Hanna placed Garcia in the group working with Heather Ibrahim-Leathers and Global Fund for Widows, a New York–based nonprofit working to economically empower the world’s 350 million widows. Garcia and her teammates helped Ibrahim-Leathers fine-tune the launch of her organization’s new impact investment fund, created to help raise more capital to scale Global Fund for Widows’ microbanks around the world.

“Working with Heather showed me how one person can change the future of entire communities,” Garcia says. “It inspired me to pursue a path that I believed wasn’t possible and gave me the tools to understand how to scale a nonprofit to make it attractive for investors. After this project, I feel empowered to help underserved women in the United States improve their financial access.”

Garcia created the venture Pre$tanda, a digital platform that provides educational resources and microloans in the form of lending circles to Latin American women business owners. The platform is based on a “tanda,” a rotating savings and credit association model trusted among Latin American communities.

“Everyone pays in, and everyone gets a payout as a loan,” Garcia says. “It’s kind of like jump-starting these businesses in the loan world. I’ve had this idea for such a long time, but I didn’t know where to start. The course gave me a lot of structure.”

She hopes to run pilot programs in Chicago with minority-owned businesses over the next six months. Ultimately, Garcia envisions that businesses working with Pre$tanda will use the experience to get larger loans from banks.

“Once we tap into our sense of purpose, become proximate to the problems we care about, and start cocreating with the communities we seek to empower, amazing things can happen.”

— Andrew Hanna

Tackling Discrimination in Maternal Care

Laurene Omukag headshot
Laurene Amoit

Garcia’s classmate, Full-Time MBA student Laurene Amoit, worked with Native Renewables, which installs off-grid solar and battery storage for Indigenous homes that have no access to electricity. Based in Flagstaff, Arizona, the social venture has powered nearly 80 Hopi and Navajo homes with solar to date.

Amoit and her teammates worked with Native Renewables founder Suzanne Singer to rethink and streamline the venture’s operations to deliver off-grid solar energy to Native families in the United States in a more cost-effective way.

Weekly course exercises as well as mentorship from Singer gave Amoit the tools she needed to create her own venture supporting underserved communities. Matricare is a platform that matches Black, American Indian, and Alaska Native women with maternal healthcare professionals of color throughout their pregnancy. The goal is to reduce discrimination and ensure women’s voices are better heard by providers they trust.

Amoit grew up in Kenya, where approximately 7,700 women die each year from pregnancy-related complications, according to the Center for Global Health and Development. The problem is also significant in the US, where the CDC estimates Black women are three times more likely to die from pregnancy-related causes than white women.
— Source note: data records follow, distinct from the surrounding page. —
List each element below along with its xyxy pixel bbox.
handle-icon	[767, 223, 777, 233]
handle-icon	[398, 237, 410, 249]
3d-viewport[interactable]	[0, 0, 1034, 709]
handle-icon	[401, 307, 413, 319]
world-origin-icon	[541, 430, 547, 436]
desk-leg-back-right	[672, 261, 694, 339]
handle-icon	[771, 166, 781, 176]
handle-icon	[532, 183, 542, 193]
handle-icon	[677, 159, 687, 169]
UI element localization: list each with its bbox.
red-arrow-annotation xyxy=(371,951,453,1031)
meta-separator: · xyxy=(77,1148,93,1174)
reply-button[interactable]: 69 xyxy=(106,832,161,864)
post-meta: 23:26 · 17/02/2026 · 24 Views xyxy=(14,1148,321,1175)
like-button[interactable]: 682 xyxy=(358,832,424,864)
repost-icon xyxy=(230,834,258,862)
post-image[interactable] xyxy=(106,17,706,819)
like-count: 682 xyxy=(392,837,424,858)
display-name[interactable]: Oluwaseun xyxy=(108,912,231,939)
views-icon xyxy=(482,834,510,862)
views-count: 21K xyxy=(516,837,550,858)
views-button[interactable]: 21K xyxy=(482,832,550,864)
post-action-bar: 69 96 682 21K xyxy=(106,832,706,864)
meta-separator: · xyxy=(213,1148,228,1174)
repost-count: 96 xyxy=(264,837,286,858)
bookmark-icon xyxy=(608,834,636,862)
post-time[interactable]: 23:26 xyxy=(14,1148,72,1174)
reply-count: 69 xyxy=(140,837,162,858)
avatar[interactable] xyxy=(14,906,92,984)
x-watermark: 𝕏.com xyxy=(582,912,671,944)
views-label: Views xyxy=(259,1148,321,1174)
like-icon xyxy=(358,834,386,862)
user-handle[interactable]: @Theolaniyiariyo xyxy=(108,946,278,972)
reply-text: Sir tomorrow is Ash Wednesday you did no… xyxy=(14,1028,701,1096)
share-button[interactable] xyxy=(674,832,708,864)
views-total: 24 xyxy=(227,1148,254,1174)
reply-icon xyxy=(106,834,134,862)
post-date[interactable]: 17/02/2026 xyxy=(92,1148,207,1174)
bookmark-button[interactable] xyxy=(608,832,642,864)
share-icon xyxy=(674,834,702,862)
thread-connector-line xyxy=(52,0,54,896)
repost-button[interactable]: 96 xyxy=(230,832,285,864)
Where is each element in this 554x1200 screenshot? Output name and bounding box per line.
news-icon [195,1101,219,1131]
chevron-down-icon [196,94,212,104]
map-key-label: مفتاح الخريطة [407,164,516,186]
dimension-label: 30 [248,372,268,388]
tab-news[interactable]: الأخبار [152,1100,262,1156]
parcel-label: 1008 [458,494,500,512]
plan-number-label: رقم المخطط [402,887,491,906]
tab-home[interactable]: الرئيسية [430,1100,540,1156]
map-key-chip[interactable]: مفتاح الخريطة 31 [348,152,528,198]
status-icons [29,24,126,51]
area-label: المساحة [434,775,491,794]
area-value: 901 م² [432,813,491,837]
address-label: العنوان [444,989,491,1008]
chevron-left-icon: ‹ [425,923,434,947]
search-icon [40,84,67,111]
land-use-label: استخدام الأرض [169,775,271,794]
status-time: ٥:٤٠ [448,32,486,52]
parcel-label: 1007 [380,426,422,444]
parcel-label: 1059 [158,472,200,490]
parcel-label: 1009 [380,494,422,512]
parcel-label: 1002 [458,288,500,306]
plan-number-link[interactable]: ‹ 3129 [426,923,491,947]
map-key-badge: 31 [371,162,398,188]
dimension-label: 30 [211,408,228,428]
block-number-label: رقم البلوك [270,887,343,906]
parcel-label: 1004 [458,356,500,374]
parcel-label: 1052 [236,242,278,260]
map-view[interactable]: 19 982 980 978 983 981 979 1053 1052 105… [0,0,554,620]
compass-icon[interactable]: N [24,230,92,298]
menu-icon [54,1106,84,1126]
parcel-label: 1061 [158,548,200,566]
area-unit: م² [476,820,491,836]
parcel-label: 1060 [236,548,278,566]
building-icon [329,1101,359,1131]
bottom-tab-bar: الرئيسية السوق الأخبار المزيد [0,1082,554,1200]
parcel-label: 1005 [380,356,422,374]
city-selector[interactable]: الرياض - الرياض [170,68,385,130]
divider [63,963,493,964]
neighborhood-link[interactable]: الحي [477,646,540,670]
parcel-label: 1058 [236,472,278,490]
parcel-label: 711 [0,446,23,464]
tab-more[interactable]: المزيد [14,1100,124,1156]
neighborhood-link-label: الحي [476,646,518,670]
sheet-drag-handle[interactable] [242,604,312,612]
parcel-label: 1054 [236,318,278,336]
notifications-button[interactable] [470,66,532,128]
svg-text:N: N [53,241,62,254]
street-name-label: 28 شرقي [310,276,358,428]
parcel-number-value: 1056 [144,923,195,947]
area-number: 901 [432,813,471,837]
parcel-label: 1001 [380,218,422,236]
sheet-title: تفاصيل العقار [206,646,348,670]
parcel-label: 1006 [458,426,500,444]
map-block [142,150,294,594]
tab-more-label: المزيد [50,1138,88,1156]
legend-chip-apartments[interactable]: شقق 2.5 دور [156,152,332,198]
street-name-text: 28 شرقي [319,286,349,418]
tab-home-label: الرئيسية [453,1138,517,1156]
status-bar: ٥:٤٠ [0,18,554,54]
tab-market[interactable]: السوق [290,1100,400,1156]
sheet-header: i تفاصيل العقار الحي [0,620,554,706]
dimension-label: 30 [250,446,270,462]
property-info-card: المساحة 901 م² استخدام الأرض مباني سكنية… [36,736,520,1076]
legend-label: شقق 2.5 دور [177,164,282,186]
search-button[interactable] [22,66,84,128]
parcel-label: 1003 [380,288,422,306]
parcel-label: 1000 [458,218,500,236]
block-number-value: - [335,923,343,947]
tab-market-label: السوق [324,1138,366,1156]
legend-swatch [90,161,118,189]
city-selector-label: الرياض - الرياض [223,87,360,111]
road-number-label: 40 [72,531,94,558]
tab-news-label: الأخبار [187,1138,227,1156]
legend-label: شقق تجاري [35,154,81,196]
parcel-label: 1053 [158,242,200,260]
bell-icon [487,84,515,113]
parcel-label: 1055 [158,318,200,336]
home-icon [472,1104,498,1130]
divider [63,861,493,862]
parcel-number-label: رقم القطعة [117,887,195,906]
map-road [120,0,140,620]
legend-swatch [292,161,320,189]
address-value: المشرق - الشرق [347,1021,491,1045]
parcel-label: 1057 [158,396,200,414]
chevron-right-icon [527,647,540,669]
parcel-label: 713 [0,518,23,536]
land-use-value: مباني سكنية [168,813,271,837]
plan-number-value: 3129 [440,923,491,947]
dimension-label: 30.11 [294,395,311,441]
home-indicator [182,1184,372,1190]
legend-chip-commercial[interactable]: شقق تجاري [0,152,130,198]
“The biggest thing is not being believed when you say ‘I’m experiencing pain,’” says Amoit, who previously cofounded MamaTips, a Kenya-based maternal healthcare company. “Pregnancy is a very intimate thing, with ups and downs, and you want to feel like you’re very comfortable with your team.”

Course guest speaker Nasser Diallo, founder of Clinic+O—which brings primary-care services to low-income communities in Guinea—got Amoit thinking about how Matricare could translate to Africa. “He opened my eyes,” she says. “Entrepreneurship is not necessarily geographically bound.”

Amoit is continuing to work through the logistics of her own endeavor and researching medical privacy requirements. It’s work she’s better prepared for following lessons and guidance from Diallo, Singer, Professor Hanna, and her classmates.

“I highly recommend this course for anyone interested in social entrepreneurship,” Amoit says. “It’s a great chance for you to meet a lot of like-minded people who are interested in contributing to good in the world.”